O que levou o seu avô e outros viticultores do fim do século 19 e início do século 20 a escolherem a malbec como casta principal da região de Mendonça? Meu avô Nicola contava que, quando chegou da Itália, não conhecia a malbec. Mas os vizinhos disseram que aquela era a melhor uva tinta, a que dava mais cor ao vinho. Ele plantou malbec, meu pai, Domingo, continuou com a malbec e a empresa foi muito bem. Quando decidi fazer o vinho no novo estilo, sem oxidação, como o francês e o californiano, meu pai, que morreu em 1985, insistia para que eu fizesse uma experiência com a malbec. Não segui seu conselho, mas aquilo ficou na minha cabeça. No início dos anos 90, Laura me convenceu de que valia a pena fazermos uma experiência. No entanto, quando nosso malbec recebeu uma pontuação alta da Wine Spectator, fiquei bastante surpreso. Na época, os grandes tintos, aqueles que mereciam reconhecimento internacional, sempre tinham uma predominância de cabernet sauvignon no seu blend. Os 92 pontos da Wine Spectator foram uma surpresa muito boa, pois minha família tinha plantações importantes de malbec, muitas vinhas e vinhas muito velhas. Nós aproveitamos essas vinhas.

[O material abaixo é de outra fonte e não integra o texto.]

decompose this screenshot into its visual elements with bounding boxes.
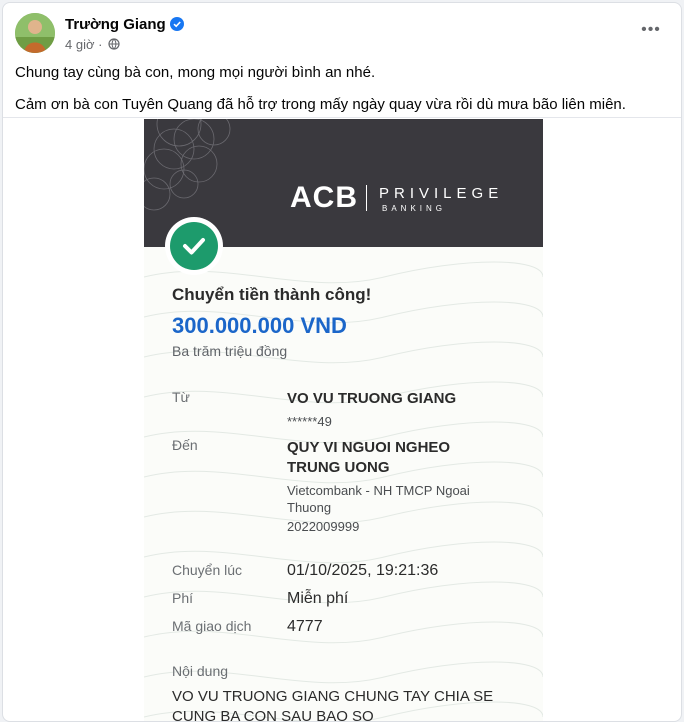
to-name-line1: QUY VI NGUOI NGHEO [287, 439, 451, 456]
fee-value: Miễn phí [287, 590, 349, 607]
success-check-badge [165, 217, 223, 275]
avatar[interactable] [15, 13, 55, 53]
post-text-line-1: Chung tay cùng bà con, mong mọi người bì… [15, 64, 376, 81]
to-account: 2022009999 [287, 519, 360, 534]
post-time[interactable]: 4 giờ [65, 37, 95, 52]
content-line2: CUNG BA CON SAU BAO SO [172, 708, 374, 722]
from-account: ******49 [287, 414, 332, 429]
from-name: VO VU TRUONG GIANG [287, 390, 457, 407]
receipt-image[interactable]: ACB PRIVILEGE BANKING Chuyển tiền thành … [144, 119, 543, 722]
to-bank-line2: Thuong [287, 500, 332, 515]
globe-icon [108, 38, 120, 53]
brand-banking: BANKING [382, 204, 447, 213]
time-label: Chuyển lúc [172, 562, 243, 578]
transaction-id-label: Mã giao dịch [172, 618, 252, 634]
meta-separator: · [98, 37, 103, 52]
post-meta: 4 giờ · [65, 37, 120, 53]
author-name-text[interactable]: Trường Giang [65, 16, 166, 33]
content-label: Nội dung [172, 663, 229, 679]
to-bank-line1: Vietcombank - NH TMCP Ngoai [287, 483, 470, 498]
more-options-icon[interactable]: ••• [637, 21, 665, 41]
from-label: Từ [172, 389, 190, 405]
logo-separator [366, 185, 367, 211]
to-label: Đến [172, 437, 198, 453]
success-check-icon [170, 222, 218, 270]
post-header: Trường Giang 4 giờ · ••• [13, 13, 673, 57]
brand-privilege: PRIVILEGE [379, 185, 504, 202]
transfer-amount: 300.000.000 VND [172, 313, 347, 338]
content-line1: VO VU TRUONG GIANG CHUNG TAY CHIA SE [172, 688, 494, 705]
divider [3, 117, 681, 118]
post-text-line-2: Cảm ơn bà con Tuyên Quang đã hỗ trợ tron… [15, 96, 626, 113]
author-name[interactable]: Trường Giang [65, 15, 184, 33]
acb-logo: ACB [290, 181, 358, 214]
transfer-status: Chuyển tiền thành công! [172, 285, 372, 304]
facebook-post: Trường Giang 4 giờ · ••• Chung tay cùng … [2, 2, 682, 722]
verified-badge-icon [169, 17, 184, 31]
time-value: 01/10/2025, 19:21:36 [287, 562, 439, 579]
to-name-line2: TRUNG UONG [287, 459, 390, 476]
fee-label: Phí [172, 590, 194, 606]
transfer-content: VO VU TRUONG GIANG CHUNG TAY CHIA SE CUN… [172, 687, 522, 722]
amount-in-words: Ba trăm triệu đồng [172, 343, 288, 359]
transaction-id-value: 4777 [287, 618, 323, 635]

Mas também plantou vinhas novas com essa uva. Uma noite, jantando com um consultor francês, dei nosso malbec para ele provar e ouvi: “Esse vinho tem algo que me preocupa. Tem sabor e aroma de uma região quente.” Imediatamente, pensei: “Tenho de plantar em zonas frias para conseguir vinhos elegantes”. Depois disso, plantei malbec, cabernet sauvignon e chardonnay numa altura limite, acima da qual há muito risco de geadas, em regiões de Mendonça ainda mais altas do que Rivadavia, onde estavam os vinhedos de meu pai. Em Tupungato, plantamos um vinhedo de 120 hectares de malbec, a 1500 m de altitude.

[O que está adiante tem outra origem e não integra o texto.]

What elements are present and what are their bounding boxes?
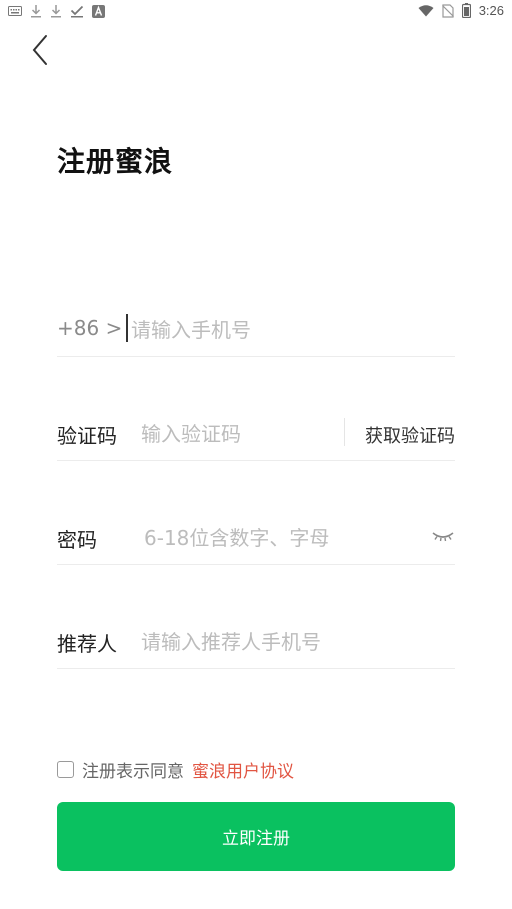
status-time: 3:26: [478, 3, 504, 18]
status-bar-left: [8, 4, 105, 18]
phone-input[interactable]: [129, 312, 453, 348]
keyboard-icon: [8, 6, 22, 16]
page-title: 注册蜜浪: [57, 145, 174, 178]
verification-code-label: 验证码: [57, 424, 117, 448]
no-sim-icon: [441, 3, 454, 18]
password-row: 密码: [57, 510, 455, 565]
phone-row: +86 >: [57, 302, 455, 357]
download-icon: [50, 4, 62, 18]
download-icon: [30, 4, 42, 18]
verification-code-row: 验证码 获取验证码: [57, 406, 455, 461]
chevron-left-icon: [32, 35, 47, 65]
referrer-label: 推荐人: [57, 632, 117, 656]
get-code-button[interactable]: 获取验证码: [365, 422, 455, 448]
check-icon: [70, 4, 84, 18]
verification-code-input[interactable]: [139, 416, 343, 452]
referrer-input[interactable]: [139, 624, 453, 660]
password-input[interactable]: [142, 520, 426, 556]
password-label: 密码: [57, 528, 97, 552]
divider: [344, 418, 345, 446]
battery-icon: [461, 3, 471, 18]
country-code-selector[interactable]: +86 >: [57, 316, 122, 340]
agreement-text: 注册表示同意: [82, 761, 184, 782]
agreement-checkbox[interactable]: [57, 760, 74, 778]
eye-closed-icon[interactable]: [431, 528, 455, 544]
a-app-icon: [92, 4, 105, 18]
referrer-row: 推荐人: [57, 614, 455, 669]
status-bar: 3:26: [0, 0, 512, 22]
register-button[interactable]: 立即注册: [57, 802, 455, 871]
back-button[interactable]: [28, 32, 56, 68]
text-caret: [126, 314, 128, 342]
user-agreement-link[interactable]: 蜜浪用户协议: [192, 757, 294, 782]
wifi-icon: [418, 4, 434, 17]
status-bar-right: 3:26: [418, 3, 504, 18]
agreement-row: 注册表示同意 蜜浪用户协议: [57, 757, 294, 782]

Fazer da malbec um ícone da Argentina foi consequência do terroir ou uma estratégia de posicionamento no mercado? Quando percebi que o aroma floral da malbec e seu sabor sem nenhum amargor eram tão bem aceitos internacionalmente, decidi concentrar todos os nossos esforços em produzir um grande vinho malbec, porque acreditava que era o que de melhor poderia produzir na Argentina, com o nosso terroir.
Por que a Bodega Catena Zapata, em Agrelo, tem a forma de uma pirâmide maia sendo que os maias não estiveram na Argentina? Quando decidi que queria um novo estilo de vinho, não oxidado, quis construir uma vinícola que representasse essa nova fase da empresa. Pensei em algo em estilo italiano, já que minha família era de origem italiana; francês, porque era o vinho mais famoso, ou espanhol, por causa da nossa colonização. Mas nada disso indicava um terroir diferente. Eu queria algo que marcasse nossa diferença. E arquitetura maia é o que a América Latina tem de mais grandioso. Nossa vinícola se inspirou no grande Templo de Tikal, na Guatemala.